Hedging GLD vs. GDX : You're correct! You can work this out for yourself really. Let's say GDX is at $30 and GLD is at $140. To be $ neutral you'd buy say 100 shares of GLD and 500 shares of GDX (roughly). As you say GDX is twice as volatile % wise, so how would you alter GDX's size to allow for that? It's pretty straight forward...half GDX's size. The next question you may want to consider is what is the best measure of volatility to hedge with? (percents, ranges etc). Because it does make a difference, testing will tell you. I guess the overall message I'm trying to get across (because I've been there) is keep it as simple as possible. Don't get bogged down in math, just do the simplest things that make sense and use testing to select between alternate ideas. Hedge ratios will always be approximate, remember that you're going to be buying some multiple of shares anyway.

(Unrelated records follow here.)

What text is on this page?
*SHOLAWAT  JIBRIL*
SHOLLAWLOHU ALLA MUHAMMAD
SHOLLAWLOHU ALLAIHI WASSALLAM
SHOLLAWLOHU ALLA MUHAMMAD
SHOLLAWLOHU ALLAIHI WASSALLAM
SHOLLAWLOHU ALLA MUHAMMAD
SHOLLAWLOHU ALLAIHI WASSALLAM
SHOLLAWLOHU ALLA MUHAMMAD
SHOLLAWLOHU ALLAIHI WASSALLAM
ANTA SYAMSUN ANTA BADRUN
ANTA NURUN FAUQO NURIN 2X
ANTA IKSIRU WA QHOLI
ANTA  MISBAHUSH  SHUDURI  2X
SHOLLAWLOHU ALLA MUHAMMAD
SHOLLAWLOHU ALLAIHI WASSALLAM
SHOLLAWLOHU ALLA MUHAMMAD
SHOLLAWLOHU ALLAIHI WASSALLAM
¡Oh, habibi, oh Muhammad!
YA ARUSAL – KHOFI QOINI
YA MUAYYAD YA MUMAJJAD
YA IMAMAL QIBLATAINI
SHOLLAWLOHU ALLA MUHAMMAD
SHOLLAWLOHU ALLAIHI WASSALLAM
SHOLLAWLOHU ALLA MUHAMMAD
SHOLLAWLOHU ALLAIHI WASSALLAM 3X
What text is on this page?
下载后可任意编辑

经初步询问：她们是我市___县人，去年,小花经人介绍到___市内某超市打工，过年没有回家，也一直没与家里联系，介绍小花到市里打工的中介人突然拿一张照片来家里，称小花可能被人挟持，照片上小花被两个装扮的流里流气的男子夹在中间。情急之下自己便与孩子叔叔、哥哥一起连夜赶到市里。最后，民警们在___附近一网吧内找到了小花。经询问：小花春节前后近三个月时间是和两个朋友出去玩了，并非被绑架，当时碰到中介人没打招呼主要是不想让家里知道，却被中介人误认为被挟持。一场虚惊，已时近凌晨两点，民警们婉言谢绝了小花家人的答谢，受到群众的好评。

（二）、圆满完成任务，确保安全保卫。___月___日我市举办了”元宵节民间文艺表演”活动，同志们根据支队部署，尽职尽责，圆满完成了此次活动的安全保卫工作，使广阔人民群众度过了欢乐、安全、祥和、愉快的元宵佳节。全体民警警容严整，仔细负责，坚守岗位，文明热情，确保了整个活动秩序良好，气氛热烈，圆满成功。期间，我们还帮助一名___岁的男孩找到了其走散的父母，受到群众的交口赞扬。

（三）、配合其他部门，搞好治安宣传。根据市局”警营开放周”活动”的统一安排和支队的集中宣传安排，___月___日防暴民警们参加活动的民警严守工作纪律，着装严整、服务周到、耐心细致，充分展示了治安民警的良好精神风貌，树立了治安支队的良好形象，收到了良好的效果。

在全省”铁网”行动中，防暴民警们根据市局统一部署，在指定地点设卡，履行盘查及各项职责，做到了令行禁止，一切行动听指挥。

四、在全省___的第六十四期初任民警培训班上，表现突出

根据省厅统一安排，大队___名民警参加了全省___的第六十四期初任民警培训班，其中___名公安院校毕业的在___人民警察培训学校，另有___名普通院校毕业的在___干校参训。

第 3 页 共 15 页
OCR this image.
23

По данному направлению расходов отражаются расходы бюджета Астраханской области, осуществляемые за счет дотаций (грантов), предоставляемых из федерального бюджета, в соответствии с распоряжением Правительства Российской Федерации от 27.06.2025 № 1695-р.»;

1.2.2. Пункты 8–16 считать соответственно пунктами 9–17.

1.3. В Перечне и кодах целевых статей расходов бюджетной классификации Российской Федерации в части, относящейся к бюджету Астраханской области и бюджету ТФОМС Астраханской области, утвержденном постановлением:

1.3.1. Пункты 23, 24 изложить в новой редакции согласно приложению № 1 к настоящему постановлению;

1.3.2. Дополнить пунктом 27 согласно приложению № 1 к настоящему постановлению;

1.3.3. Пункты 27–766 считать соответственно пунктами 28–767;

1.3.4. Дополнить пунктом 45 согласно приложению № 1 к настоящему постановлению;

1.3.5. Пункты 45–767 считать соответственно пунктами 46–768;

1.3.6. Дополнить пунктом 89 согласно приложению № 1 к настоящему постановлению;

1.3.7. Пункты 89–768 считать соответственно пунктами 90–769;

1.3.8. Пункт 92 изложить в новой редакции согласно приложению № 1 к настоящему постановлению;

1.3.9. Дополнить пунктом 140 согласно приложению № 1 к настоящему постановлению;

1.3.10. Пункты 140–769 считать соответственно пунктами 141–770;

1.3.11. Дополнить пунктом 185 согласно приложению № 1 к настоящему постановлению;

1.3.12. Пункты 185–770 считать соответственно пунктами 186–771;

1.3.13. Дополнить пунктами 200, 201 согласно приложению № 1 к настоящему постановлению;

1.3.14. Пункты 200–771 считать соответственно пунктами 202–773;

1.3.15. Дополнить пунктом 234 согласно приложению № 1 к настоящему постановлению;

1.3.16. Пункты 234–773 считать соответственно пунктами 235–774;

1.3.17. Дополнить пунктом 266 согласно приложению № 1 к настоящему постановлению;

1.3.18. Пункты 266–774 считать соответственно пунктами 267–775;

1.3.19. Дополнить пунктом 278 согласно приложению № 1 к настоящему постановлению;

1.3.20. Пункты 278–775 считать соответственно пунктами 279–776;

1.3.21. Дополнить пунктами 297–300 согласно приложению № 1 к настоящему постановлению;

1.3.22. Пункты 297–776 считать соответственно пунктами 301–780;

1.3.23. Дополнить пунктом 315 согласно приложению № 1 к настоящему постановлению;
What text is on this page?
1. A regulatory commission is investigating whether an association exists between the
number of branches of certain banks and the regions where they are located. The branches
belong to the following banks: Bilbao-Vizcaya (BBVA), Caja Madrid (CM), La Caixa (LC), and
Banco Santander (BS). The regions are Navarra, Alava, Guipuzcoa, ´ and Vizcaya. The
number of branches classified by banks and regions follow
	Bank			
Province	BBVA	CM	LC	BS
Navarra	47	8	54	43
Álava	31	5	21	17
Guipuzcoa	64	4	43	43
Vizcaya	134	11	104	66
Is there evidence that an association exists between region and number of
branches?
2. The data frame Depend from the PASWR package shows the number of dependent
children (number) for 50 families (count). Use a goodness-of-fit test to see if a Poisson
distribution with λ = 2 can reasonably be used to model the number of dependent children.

Using regression to find your hedge ratios is probably not your best bet. If you insist on using regression than total least squares (orthogonal regression) is the way to go. Something along these lines: Code: # Pair Hedge Ratio using Total Least Squares # ========================================== tlsHedgeRatio <- function(p,q) { lstOut <- list() r <- princomp(~p+q) lstOut[[1]] <- r$loadings[1,1] / r$loadings[2,1] lstOut[[2]] <- p - lstOut[[1]] * q lstOut[[3]] <- r$center[2] - lstOut[[1]] * r$center[1] names(lstOut) <- c('beta','spread','intercept') return lstOut } However for a two asset portfolio, the regression marginalizes out and the hedge ratio is just the ratio of the individual anticipated vols. Forecast the anticipated vols, individually and jointly, and you have your hedge ratio. The insight here is that for two standardized time series the eigenvectors (note the "princomp" in the function above) of the covar matrix are always 0.7,0.7 and 0.7.-0.7 -- lines at 45 and -45 degrees. Then scale by inverse vols (to "de-standardize'). Overall though, you are better off fitting an SVECM (SVEC in vars package) or OU model and taking your hedge ratio from there. I think it is a bad idea to give up on VAR models. Remember that a VECM has a VAR representation in levels, and a VAR(p) has a VAR(1) representation (Companion Form) and from there an MA (Wold decomp, Phi call in vars package) representation -- which would allow you to use the Diebold directional flow method you posted about last week, because what you really want to know is which of the two is going to error-correct over the next few periods. So for your basket of low-liquidity ETF pairs you can allocate your scarce buying power over the error correcting halves and leave the non-error correcting halves at zero. Also with VAR models you can test for unit roots by looking at the complex eigenvalues of the companion A matix (you want the moduli of the roots to all be under one -- roots function in vars package). Edit: to deal with auto-correlated residuals in a regression model when you don't want to use anythings in the AR family (VAR, ARMA, ARIMA, etc...), then you probably want Generalized Least Squares (GLS). It is OLS where both sides of the regression equation have been multiplied by a transpose-square-root (Cholesky LL') of an estimated conditional error covar matrix (covar (e|X) Omega. The Gls function in the rms package does a pretty good job of it.
Couldn't you just 'dollar volatility adjust' the positions (historical vol/trailing vol/rolling vol) for a simple solution, generally?
Sure, that is using historical/rolling as a proxy for instantaneous or future vol, It's ok, but I'm sure that Big Short can do better than that.